Texte de présentation

L’exploration des textes de Freud, Jacques Lacan, Jacques-Alain Miller et d’élèves de J. Lacan sur le thème de la prochaine Journée de l’Institut psychanalytique de l’Enfant s’est avérée particulièrement révélatrice de la pertinence de la psychanalyse pour cerner ce qu’il y a de plus actuel dans la tension dont rend compte le titre de cette Journée.
Au fil des citations qui ont été prélevées, nous pourrons suivre comment s’est élaborée dans la psychanalyse le réel qui permet de rendre compte de ce qui nous exaspère, du terrible qui nous habite.
Freud en témoigne très rapidement avec l’analyse du petit Hans. À quoi a-t-il affaire exactement dans ce moment du déclenchement du symptôme ? Comment faire lorsque le symptôme surgit ? Comment nommer le « terrible » avec lequel il est aux prises ? Comment ses parents s’en débrouillent-ils ?

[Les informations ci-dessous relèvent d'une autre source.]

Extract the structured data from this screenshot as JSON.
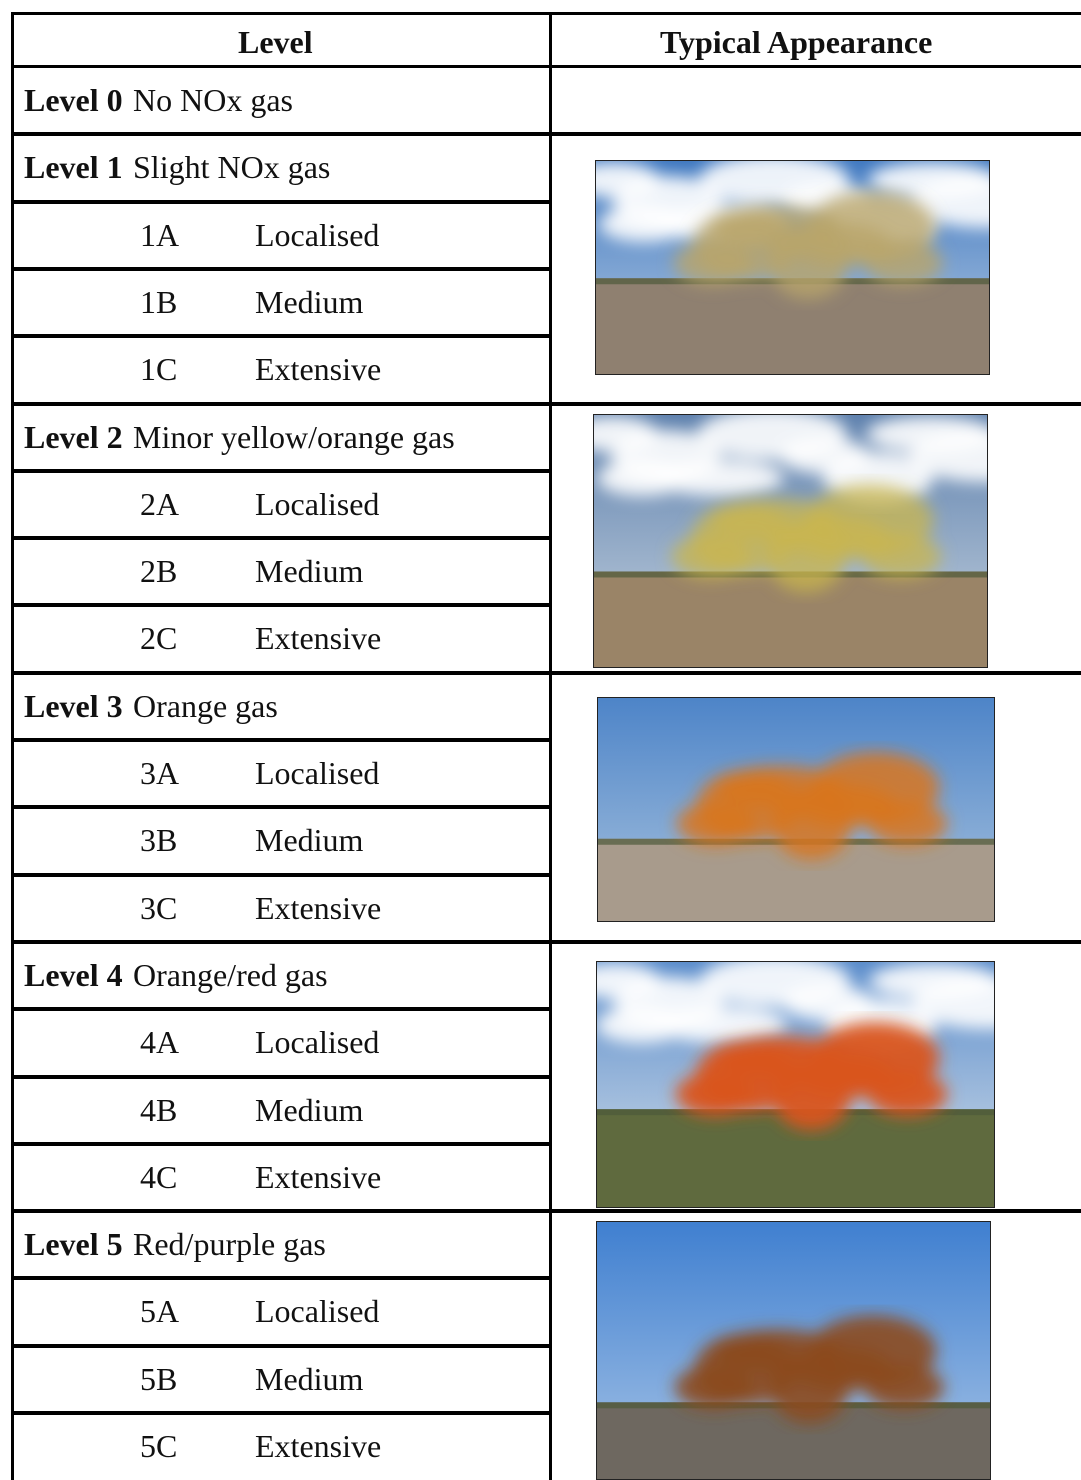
{
  "header": {
    "level": "Level",
    "appearance": "Typical Appearance"
  },
  "levels": [
    {
      "code": "Level 0",
      "description": "No NOx gas",
      "sublevels": []
    },
    {
      "code": "Level 1",
      "description": "Slight NOx gas",
      "sublevels": [
        {
          "code": "1A",
          "extent": "Localised"
        },
        {
          "code": "1B",
          "extent": "Medium"
        },
        {
          "code": "1C",
          "extent": "Extensive"
        }
      ]
    },
    {
      "code": "Level 2",
      "description": "Minor yellow/orange gas",
      "sublevels": [
        {
          "code": "2A",
          "extent": "Localised"
        },
        {
          "code": "2B",
          "extent": "Medium"
        },
        {
          "code": "2C",
          "extent": "Extensive"
        }
      ]
    },
    {
      "code": "Level 3",
      "description": "Orange gas",
      "sublevels": [
        {
          "code": "3A",
          "extent": "Localised"
        },
        {
          "code": "3B",
          "extent": "Medium"
        },
        {
          "code": "3C",
          "extent": "Extensive"
        }
      ]
    },
    {
      "code": "Level 4",
      "description": "Orange/red gas",
      "sublevels": [
        {
          "code": "4A",
          "extent": "Localised"
        },
        {
          "code": "4B",
          "extent": "Medium"
        },
        {
          "code": "4C",
          "extent": "Extensive"
        }
      ]
    },
    {
      "code": "Level 5",
      "description": "Red/purple gas",
      "sublevels": [
        {
          "code": "5A",
          "extent": "Localised"
        },
        {
          "code": "5B",
          "extent": "Medium"
        },
        {
          "code": "5C",
          "extent": "Extensive"
        }
      ]
    }
  ]
}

En mettant au premier plan la sexualité, Freud nous indique combien le sujet humain n’est pas toujours dans un rapport de plaisir avec celle-ci, mais plutôt soumis aux exigences de la pulsion qui commande. On peut lire aussi ses indications à propos de ce qui assaille le sujet : les questions sur la naissance, la mort, la naissance d’une sœur, d’un frère, le mensonge des adultes…
Écoutons Freud : « On trouverait difficilement une nursery sans conflits violents entre ses habitants. Les raisons de ces conflits sont : le désir de chacun de monopoliser à son profit l'amour des parents, la possession des objets et de l'espace disponible. Les sentiments hostiles se portent aussi bien sur les plus âgés que sur les plus jeunes des frères et des sœurs[1]». Nous pouvons l’entendre comme autant de points qu’il nous invite à ne pas banaliser. Ces petites choses anodines de la vie ne le sont pas tant que ça. Ce ne sont pas des remarques de nature sociologique ! Elles nous disent ce avec quoi chacun est aux prises en permanence.

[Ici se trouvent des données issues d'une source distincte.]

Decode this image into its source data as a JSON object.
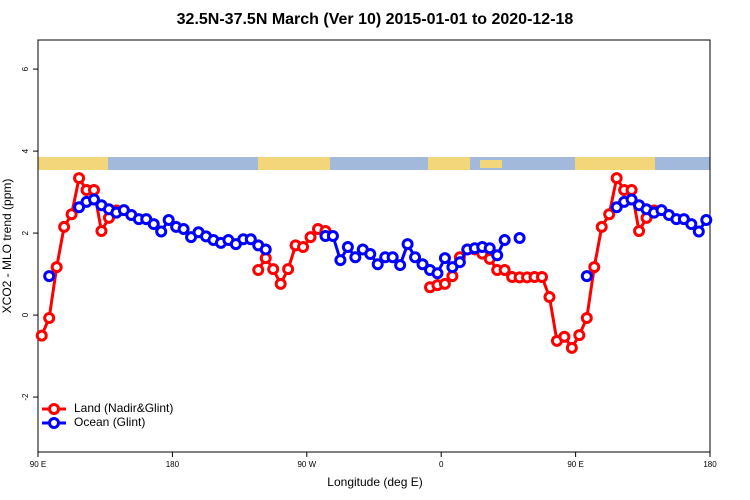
{
  "chart_data": {
    "type": "line",
    "title": "32.5N-37.5N March (Ver 10)   2015-01-01 to 2020-12-18",
    "x_label": "Longitude (deg E)",
    "y_label": "XCO2 - MLO trend (ppm)",
    "x": [
      92.5,
      97.5,
      102.5,
      107.5,
      112.5,
      117.5,
      122.5,
      127.5,
      132.5,
      137.5,
      142.5,
      147.5,
      152.5,
      157.5,
      162.5,
      167.5,
      172.5,
      177.5,
      182.5,
      187.5,
      192.5,
      197.5,
      202.5,
      207.5,
      212.5,
      217.5,
      222.5,
      227.5,
      232.5,
      237.5,
      242.5,
      247.5,
      252.5,
      257.5,
      262.5,
      267.5,
      272.5,
      277.5,
      282.5,
      287.5,
      292.5,
      297.5,
      302.5,
      307.5,
      312.5,
      317.5,
      322.5,
      327.5,
      332.5,
      337.5,
      342.5,
      347.5,
      352.5,
      357.5,
      362.5,
      367.5,
      372.5,
      377.5,
      382.5,
      387.5,
      392.5,
      397.5,
      402.5,
      407.5,
      412.5,
      417.5,
      422.5,
      427.5,
      432.5,
      437.5,
      442.5,
      447.5,
      452.5,
      457.5,
      462.5,
      467.5,
      472.5,
      477.5,
      482.5,
      487.5,
      492.5,
      497.5,
      502.5,
      507.5,
      512.5,
      517.5,
      522.5,
      527.5,
      532.5,
      537.5
    ],
    "series": [
      {
        "name": "Land (Nadir&Glint)",
        "color": "#ff0000",
        "values": [
          -0.5,
          -0.07,
          1.17,
          2.15,
          2.46,
          3.34,
          3.05,
          3.05,
          2.05,
          2.37,
          2.55,
          null,
          null,
          null,
          null,
          null,
          null,
          null,
          null,
          null,
          null,
          null,
          null,
          null,
          null,
          null,
          null,
          null,
          null,
          1.1,
          1.39,
          1.12,
          0.76,
          1.12,
          1.7,
          1.66,
          1.9,
          2.1,
          2.05,
          null,
          null,
          null,
          null,
          null,
          null,
          null,
          null,
          null,
          null,
          null,
          null,
          null,
          0.68,
          0.73,
          0.76,
          0.95,
          1.41,
          1.6,
          1.6,
          1.5,
          1.37,
          1.1,
          1.1,
          0.93,
          0.92,
          0.92,
          0.93,
          0.93,
          0.44,
          -0.63,
          -0.53,
          -0.8,
          -0.49,
          -0.07,
          1.17,
          2.15,
          2.46,
          3.34,
          3.05,
          3.05,
          2.05,
          2.37,
          2.55,
          null,
          null,
          null,
          null,
          null,
          null,
          null
        ]
      },
      {
        "name": "Ocean (Glint)",
        "color": "#0000ff",
        "values": [
          null,
          0.95,
          null,
          null,
          null,
          2.63,
          2.76,
          2.82,
          2.68,
          2.58,
          2.5,
          2.56,
          2.44,
          2.34,
          2.34,
          2.22,
          2.04,
          2.32,
          2.15,
          2.1,
          1.9,
          2.02,
          1.92,
          1.83,
          1.76,
          1.83,
          1.73,
          1.85,
          1.85,
          1.7,
          1.6,
          null,
          null,
          null,
          null,
          null,
          null,
          null,
          1.93,
          1.93,
          1.34,
          1.66,
          1.41,
          1.6,
          1.49,
          1.24,
          1.41,
          1.41,
          1.22,
          1.73,
          1.41,
          1.24,
          1.1,
          1.02,
          1.39,
          1.17,
          1.29,
          1.6,
          1.63,
          1.66,
          1.63,
          1.46,
          1.83,
          null,
          1.88,
          null,
          null,
          null,
          null,
          null,
          null,
          null,
          null,
          0.95,
          null,
          null,
          null,
          2.63,
          2.76,
          2.82,
          2.68,
          2.58,
          2.5,
          2.56,
          2.44,
          2.34,
          2.34,
          2.22,
          2.04,
          2.32
        ]
      }
    ],
    "xlim": [
      90,
      540
    ],
    "xticks": [
      {
        "value": 90,
        "label": "90 E"
      },
      180,
      {
        "value": 270,
        "label": "90 W"
      },
      {
        "value": 360,
        "label": "0"
      },
      {
        "value": 450,
        "label": "90 E"
      },
      {
        "value": 540,
        "label": "180"
      }
    ],
    "ylim": [
      -3.34,
      6.71
    ],
    "yticks": [
      -2,
      0,
      2,
      4,
      6
    ],
    "grid": false,
    "legend": "bottom-left"
  }
}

Voilà quelques aperçus du « terrible » qui nous habite. Quel réglage la vie en famille apporte-elle à la jouissance en excès, déréglée, incontrôlable ? La solution œdipienne était apparue comme la solution possible permettant aux parents de ne pas trop s’exaspérer… L’autorité paternelle saurait bien canaliser cette puissance et la mettre au service de la civilisation.
Mais Lacan, dans « Les complexes familiaux », fait entendre le changement radical qui s’annonce en pointant le déclin social de l’imago paternelle.

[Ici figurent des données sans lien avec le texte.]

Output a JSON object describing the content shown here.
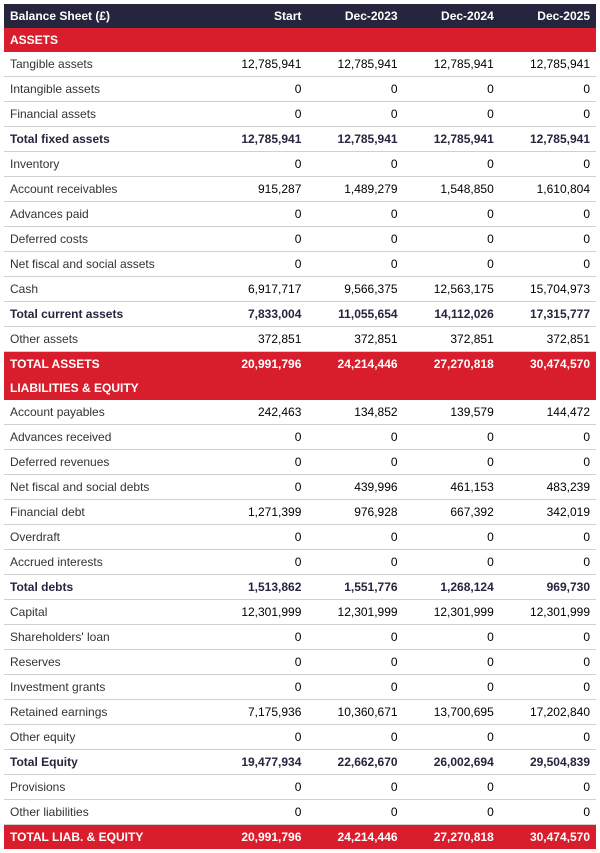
{
  "table": {
    "type": "table",
    "background_color": "#ffffff",
    "grid_color": "#d0d0d0",
    "font_size_pt": 12,
    "colors": {
      "header_bg": "#25253d",
      "header_fg": "#ffffff",
      "section_bg": "#d81e2c",
      "section_fg": "#ffffff",
      "subtotal_fg": "#25253d",
      "normal_fg": "#333333"
    },
    "columns": [
      "Balance Sheet (£)",
      "Start",
      "Dec-2023",
      "Dec-2024",
      "Dec-2025"
    ],
    "column_widths_pct": [
      35,
      16.25,
      16.25,
      16.25,
      16.25
    ],
    "rows": [
      {
        "kind": "section",
        "label": "ASSETS"
      },
      {
        "kind": "normal",
        "label": "Tangible assets",
        "values": [
          "12,785,941",
          "12,785,941",
          "12,785,941",
          "12,785,941"
        ]
      },
      {
        "kind": "normal",
        "label": "Intangible assets",
        "values": [
          "0",
          "0",
          "0",
          "0"
        ]
      },
      {
        "kind": "normal",
        "label": "Financial assets",
        "values": [
          "0",
          "0",
          "0",
          "0"
        ]
      },
      {
        "kind": "subtotal",
        "label": "Total fixed assets",
        "values": [
          "12,785,941",
          "12,785,941",
          "12,785,941",
          "12,785,941"
        ]
      },
      {
        "kind": "normal",
        "label": "Inventory",
        "values": [
          "0",
          "0",
          "0",
          "0"
        ]
      },
      {
        "kind": "normal",
        "label": "Account receivables",
        "values": [
          "915,287",
          "1,489,279",
          "1,548,850",
          "1,610,804"
        ]
      },
      {
        "kind": "normal",
        "label": "Advances paid",
        "values": [
          "0",
          "0",
          "0",
          "0"
        ]
      },
      {
        "kind": "normal",
        "label": "Deferred costs",
        "values": [
          "0",
          "0",
          "0",
          "0"
        ]
      },
      {
        "kind": "normal",
        "label": "Net fiscal and social assets",
        "values": [
          "0",
          "0",
          "0",
          "0"
        ]
      },
      {
        "kind": "normal",
        "label": "Cash",
        "values": [
          "6,917,717",
          "9,566,375",
          "12,563,175",
          "15,704,973"
        ]
      },
      {
        "kind": "subtotal",
        "label": "Total current assets",
        "values": [
          "7,833,004",
          "11,055,654",
          "14,112,026",
          "17,315,777"
        ]
      },
      {
        "kind": "normal",
        "label": "Other assets",
        "values": [
          "372,851",
          "372,851",
          "372,851",
          "372,851"
        ]
      },
      {
        "kind": "grand",
        "label": "TOTAL ASSETS",
        "values": [
          "20,991,796",
          "24,214,446",
          "27,270,818",
          "30,474,570"
        ]
      },
      {
        "kind": "section",
        "label": "LIABILITIES & EQUITY"
      },
      {
        "kind": "normal",
        "label": "Account payables",
        "values": [
          "242,463",
          "134,852",
          "139,579",
          "144,472"
        ]
      },
      {
        "kind": "normal",
        "label": "Advances received",
        "values": [
          "0",
          "0",
          "0",
          "0"
        ]
      },
      {
        "kind": "normal",
        "label": "Deferred revenues",
        "values": [
          "0",
          "0",
          "0",
          "0"
        ]
      },
      {
        "kind": "normal",
        "label": "Net fiscal and social debts",
        "values": [
          "0",
          "439,996",
          "461,153",
          "483,239"
        ]
      },
      {
        "kind": "normal",
        "label": "Financial debt",
        "values": [
          "1,271,399",
          "976,928",
          "667,392",
          "342,019"
        ]
      },
      {
        "kind": "normal",
        "label": "Overdraft",
        "values": [
          "0",
          "0",
          "0",
          "0"
        ]
      },
      {
        "kind": "normal",
        "label": "Accrued interests",
        "values": [
          "0",
          "0",
          "0",
          "0"
        ]
      },
      {
        "kind": "subtotal",
        "label": "Total debts",
        "values": [
          "1,513,862",
          "1,551,776",
          "1,268,124",
          "969,730"
        ]
      },
      {
        "kind": "normal",
        "label": "Capital",
        "values": [
          "12,301,999",
          "12,301,999",
          "12,301,999",
          "12,301,999"
        ]
      },
      {
        "kind": "normal",
        "label": "Shareholders' loan",
        "values": [
          "0",
          "0",
          "0",
          "0"
        ]
      },
      {
        "kind": "normal",
        "label": "Reserves",
        "values": [
          "0",
          "0",
          "0",
          "0"
        ]
      },
      {
        "kind": "normal",
        "label": "Investment grants",
        "values": [
          "0",
          "0",
          "0",
          "0"
        ]
      },
      {
        "kind": "normal",
        "label": "Retained earnings",
        "values": [
          "7,175,936",
          "10,360,671",
          "13,700,695",
          "17,202,840"
        ]
      },
      {
        "kind": "normal",
        "label": "Other equity",
        "values": [
          "0",
          "0",
          "0",
          "0"
        ]
      },
      {
        "kind": "subtotal",
        "label": "Total Equity",
        "values": [
          "19,477,934",
          "22,662,670",
          "26,002,694",
          "29,504,839"
        ]
      },
      {
        "kind": "normal",
        "label": "Provisions",
        "values": [
          "0",
          "0",
          "0",
          "0"
        ]
      },
      {
        "kind": "normal",
        "label": "Other liabilities",
        "values": [
          "0",
          "0",
          "0",
          "0"
        ]
      },
      {
        "kind": "grand",
        "label": "TOTAL LIAB. & EQUITY",
        "values": [
          "20,991,796",
          "24,214,446",
          "27,270,818",
          "30,474,570"
        ]
      }
    ]
  }
}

De Freud à Lacan, un autre parcours se dessine qui permet de formaliser les conséquences de de ce virage : la vie en famille est de plus en plus gouvernée par les objets qui captent la jouissance des sujets, défont le lien social que la vie en famille a pour fonction de mettre en œuvre ! De quoi « exaspérer les parents » pendant que le « terrible » continue à sévir !
Nous avons donc fait une large place à la dimension du réel, à son élaboration par Lacan à la suite de Freud, à sa reprise par J.-A. Miller.
Le trait d’union entre « Parents exaspérés » et « Enfants terribles » peut nous indiquer le rapport de causalité qu’il peut y avoir. L’enfant est pris dans la dépendance au désir de l’Autre sous la figure de l’Autre parental.
À ce temps de l’enseignement de Lacan succède la mise en évidence du rapport au réel propre à chacun, et la manière dont il a à s’en faire responsable. Dans ce registre-là, il n’y a plus de rapport de l’un à l’autre. Le trait d’union est un trait qui sépare et laisse chacun seul avec le réel qui le tenaille… seul, mais pas sans la rencontre avec le discours analytique. C’est ce qui nous est apparu comme le point qui permet de dire l’actualité de ce thème.

 

[1] Freud S., Introduction à la psychanalyse, Paris, P. B. Payot, 1974, p. 189-190.